Twitter gets SPDY web pages
Twitter has started to use Google's SPDY protocol for handling web requests from browsers that understand the alternative to HTTP. Although not formally announced, a Twitter engineer posted a screenshot showing that the protocol was enabled on Twitter's API. SPDY started life in 2009 as an experiment to speed up the web by using one request instead of multiple HTTP requests and enabling encryption and compression by default. Google introduced SPDY in Chrome and Chromium and then to many Google web sites.
The protocol has been submitted to the IETF as a possible future standard. The use of the protocol on Twitter is the first major deployment outside Google, other than Amazon's use of SPDY in communications between its servers and the Kindle Fire.
One thing with SPDY is that it does not announce itself in those browsers though, preferring to only display https: as the protocol, so many SPDY users do not realise they are using it.

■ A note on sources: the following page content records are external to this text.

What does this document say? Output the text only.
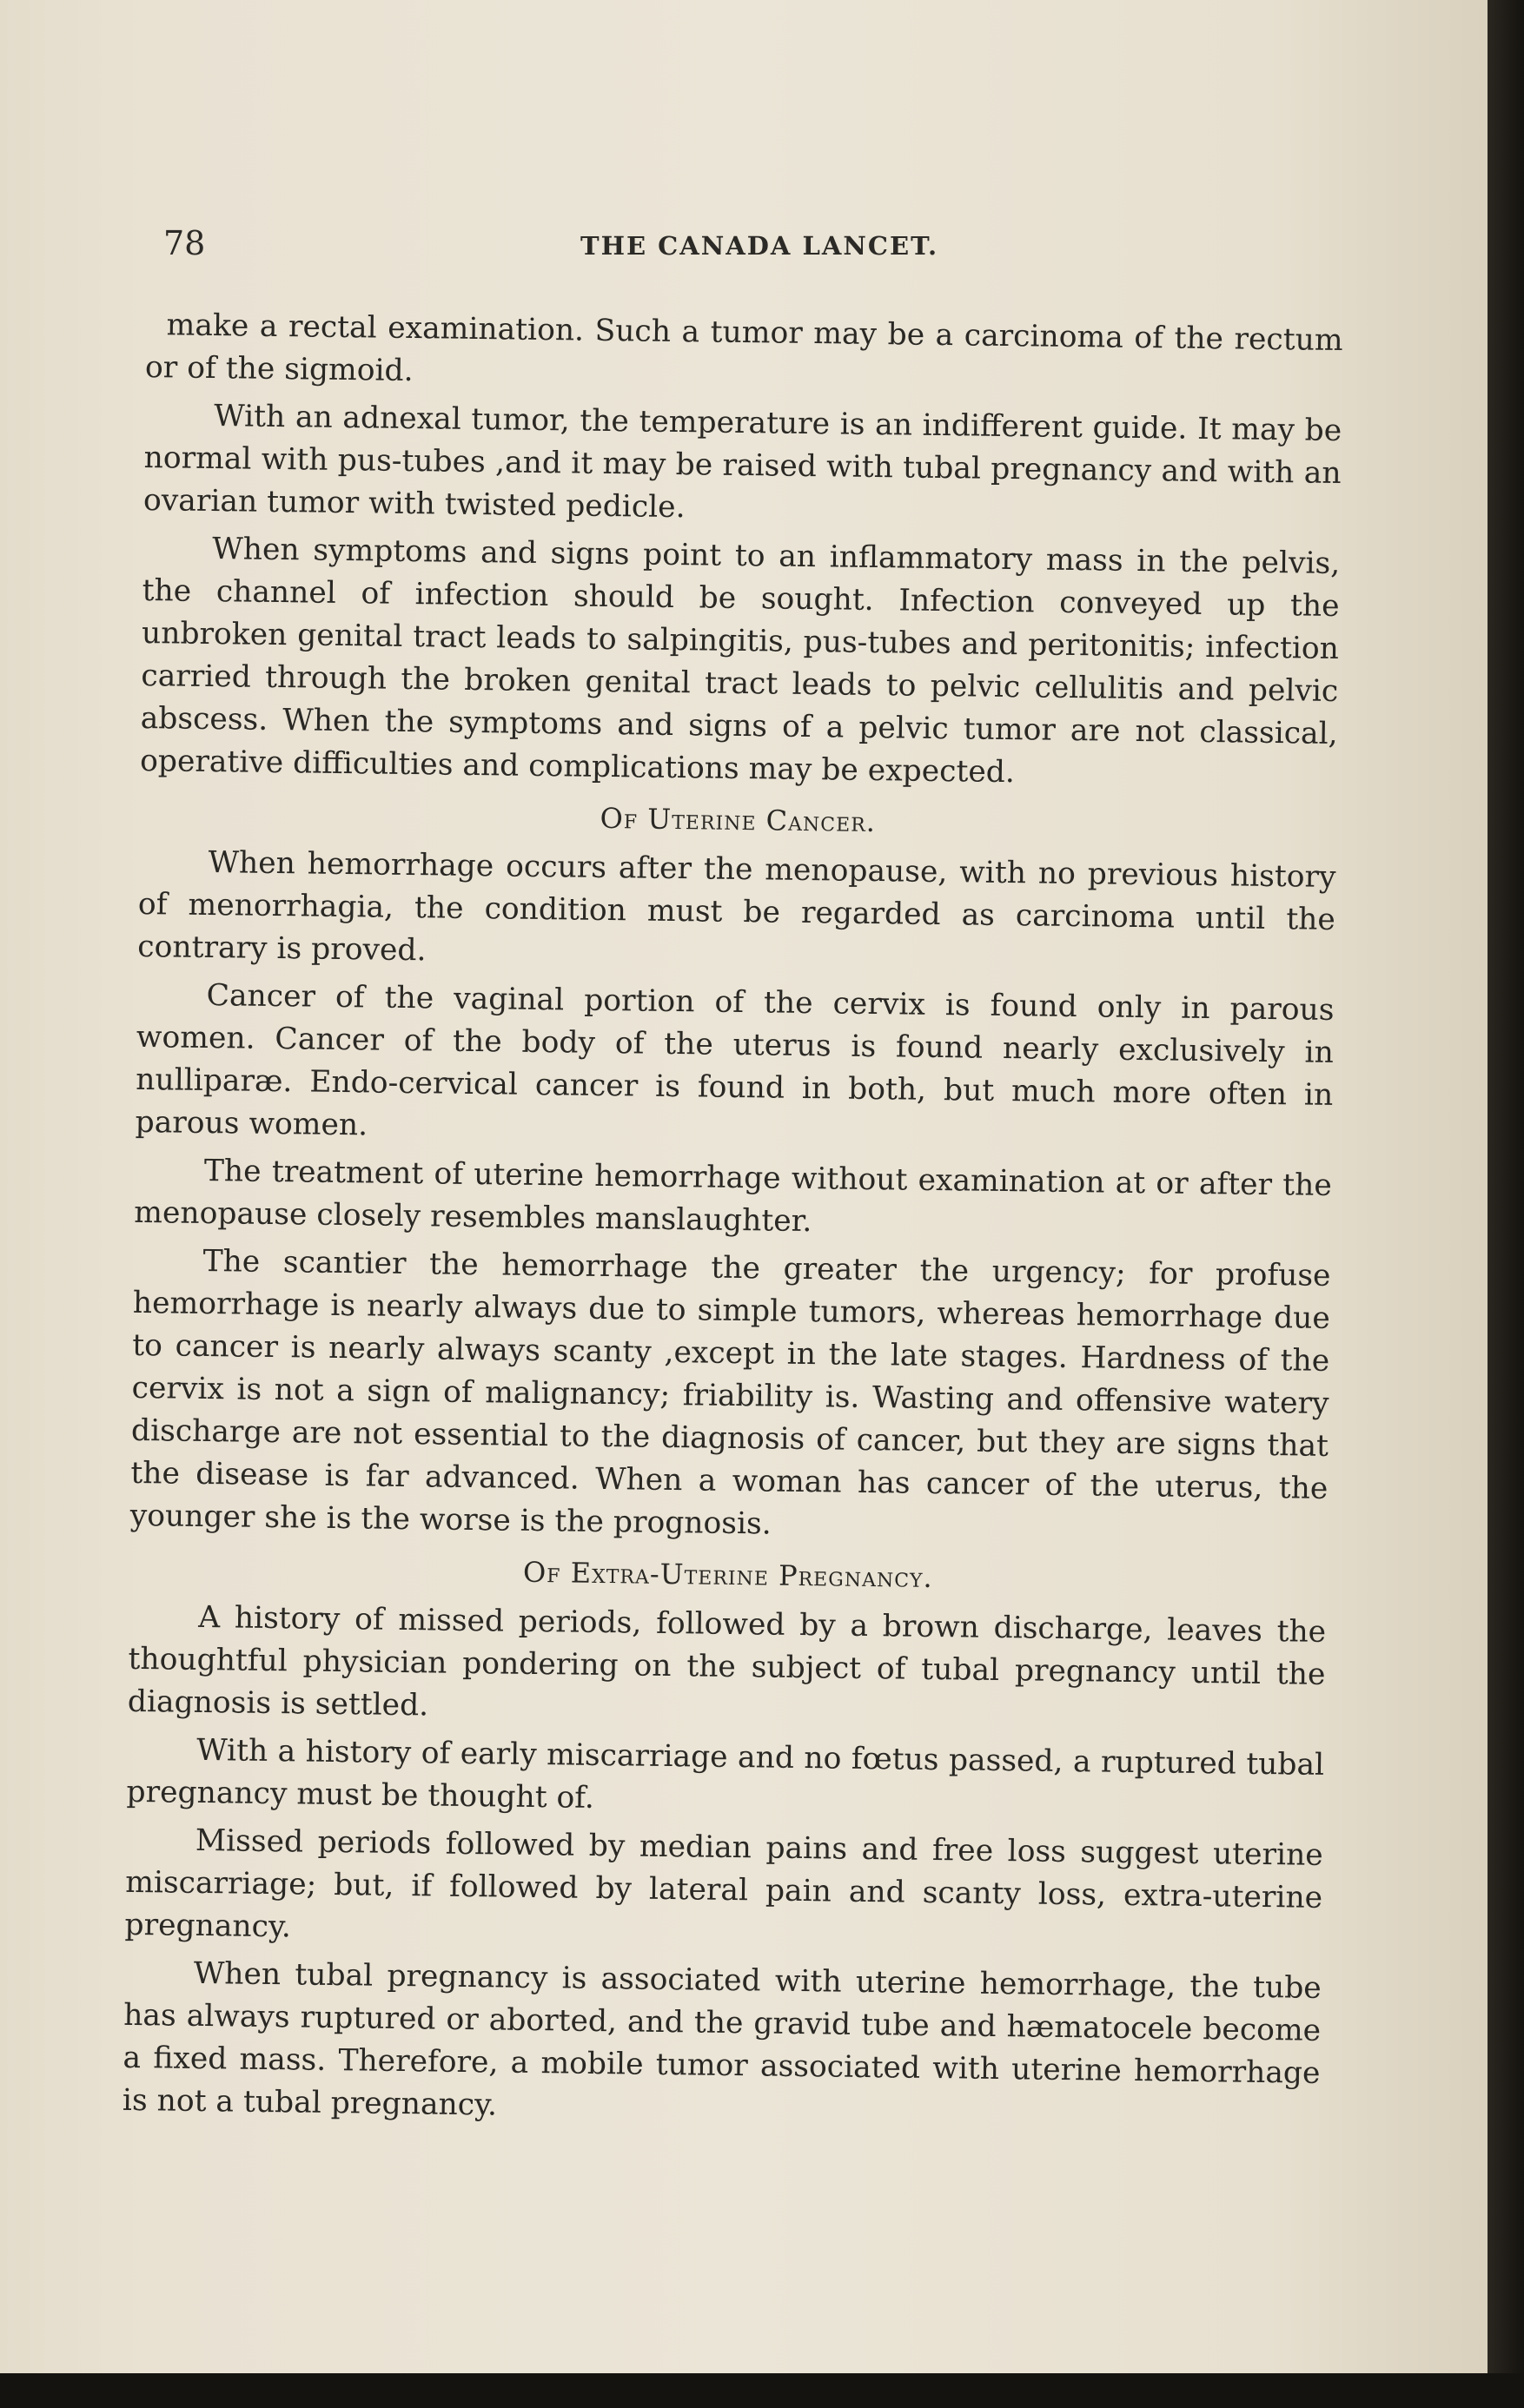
78	THE CANADA LANCET.

make a rectal examination. Such a tumor may be a carcinoma of the rectum or of the sigmoid.

With an adnexal tumor, the temperature is an indifferent guide. It may be normal with pus-tubes ,and it may be raised with tubal pregnancy and with an ovarian tumor with twisted pedicle.

When symptoms and signs point to an inflammatory mass in the pelvis, the channel of infection should be sought. Infection conveyed up the unbroken genital tract leads to salpingitis, pus-tubes and peritonitis; infection carried through the broken genital tract leads to pelvic cellulitis and pelvic abscess. When the symptoms and signs of a pelvic tumor are not classical, operative difficulties and complications may be expected.

Of Uterine Cancer.

When hemorrhage occurs after the menopause, with no previous history of menorrhagia, the condition must be regarded as carcinoma until the contrary is proved.

Cancer of the vaginal portion of the cervix is found only in parous women. Cancer of the body of the uterus is found nearly exclusively in nulliparæ. Endo-cervical cancer is found in both, but much more often in parous women.

The treatment of uterine hemorrhage without examination at or after the menopause closely resembles manslaughter.

The scantier the hemorrhage the greater the urgency; for profuse hemorrhage is nearly always due to simple tumors, whereas hemorrhage due to cancer is nearly always scanty ,except in the late stages. Hardness of the cervix is not a sign of malignancy; friability is. Wasting and offensive watery discharge are not essential to the diagnosis of cancer, but they are signs that the disease is far advanced. When a woman has cancer of the uterus, the younger she is the worse is the prognosis.

Of Extra-Uterine Pregnancy.

A history of missed periods, followed by a brown discharge, leaves the thoughtful physician pondering on the subject of tubal pregnancy until the diagnosis is settled.

With a history of early miscarriage and no fœtus passed, a ruptured tubal pregnancy must be thought of.

Missed periods followed by median pains and free loss suggest uterine miscarriage; but, if followed by lateral pain and scanty loss, extra-uterine pregnancy.

When tubal pregnancy is associated with uterine hemorrhage, the tube has always ruptured or aborted, and the gravid tube and hæmatocele become a fixed mass. Therefore, a mobile tumor associated with uterine hemorrhage is not a tubal pregnancy.
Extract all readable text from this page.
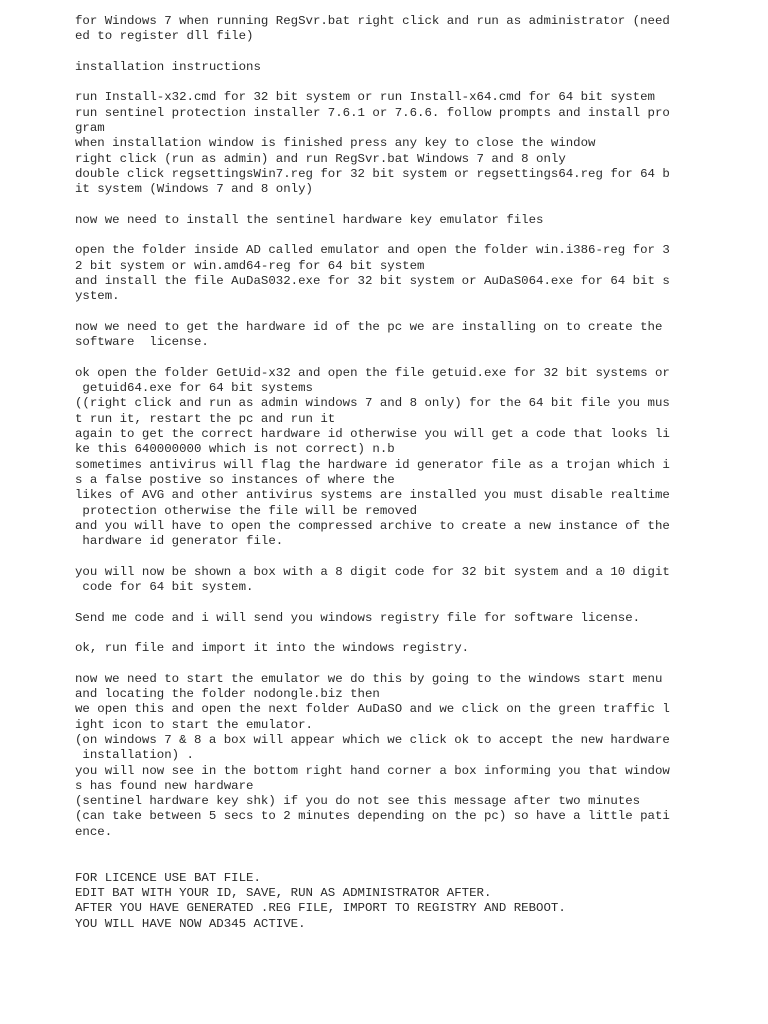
for Windows 7 when running RegSvr.bat right click and run as administrator (need
ed to register dll file)
installation instructions
run Install-x32.cmd for 32 bit system or run Install-x64.cmd for 64 bit system
run sentinel protection installer 7.6.1 or 7.6.6. follow prompts and install pro
gram
when installation window is finished press any key to close the window
right click (run as admin) and run RegSvr.bat Windows 7 and 8 only
double click regsettingsWin7.reg for 32 bit system or regsettings64.reg for 64 b
it system (Windows 7 and 8 only)
now we need to install the sentinel hardware key emulator files
open the folder inside AD called emulator and open the folder win.i386-reg for 3
2 bit system or win.amd64-reg for 64 bit system
and install the file AuDaS032.exe for 32 bit system or AuDaS064.exe for 64 bit s
ystem.
now we need to get the hardware id of the pc we are installing on to create the
software  license.
ok open the folder GetUid-x32 and open the file getuid.exe for 32 bit systems or
getuid64.exe for 64 bit systems
((right click and run as admin windows 7 and 8 only) for the 64 bit file you mus
t run it, restart the pc and run it
again to get the correct hardware id otherwise you will get a code that looks li
ke this 640000000 which is not correct) n.b
sometimes antivirus will flag the hardware id generator file as a trojan which i
s a false postive so instances of where the
likes of AVG and other antivirus systems are installed you must disable realtime
protection otherwise the file will be removed
and you will have to open the compressed archive to create a new instance of the
hardware id generator file.
you will now be shown a box with a 8 digit code for 32 bit system and a 10 digit
code for 64 bit system.
Send me code and i will send you windows registry file for software license.
ok, run file and import it into the windows registry.
now we need to start the emulator we do this by going to the windows start menu
and locating the folder nodongle.biz then
we open this and open the next folder AuDaSO and we click on the green traffic l
ight icon to start the emulator.
(on windows 7 & 8 a box will appear which we click ok to accept the new hardware
installation) .
you will now see in the bottom right hand corner a box informing you that window
s has found new hardware
(sentinel hardware key shk) if you do not see this message after two minutes
(can take between 5 secs to 2 minutes depending on the pc) so have a little pati
ence.
FOR LICENCE USE BAT FILE.
EDIT BAT WITH YOUR ID, SAVE, RUN AS ADMINISTRATOR AFTER.
AFTER YOU HAVE GENERATED .REG FILE, IMPORT TO REGISTRY AND REBOOT.
YOU WILL HAVE NOW AD345 ACTIVE.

Thanks, though, to a new open source plugin for Chrome, Chrome SPDY Indicator, it is possible to see when SPDY is being used.
The only browsers implementing and enabling SPDY support at the moment are Google's Chrome and Chromium; Firefox 11, due to be released tomorrow, has SPDY support but that is disabled by default (to enable it, users will have to go to
about:config, search for
network.http.spdy.enabled and set it to
true). Mozilla's Chris Blizzard, director of Web Platform at Mozilla, says Firefox 13 should see the protocol enabled by default. An extension inspired by the Chrome SPDY Indicator is already available for installation on the Mozilla Add-Ons ready for Firefox 11.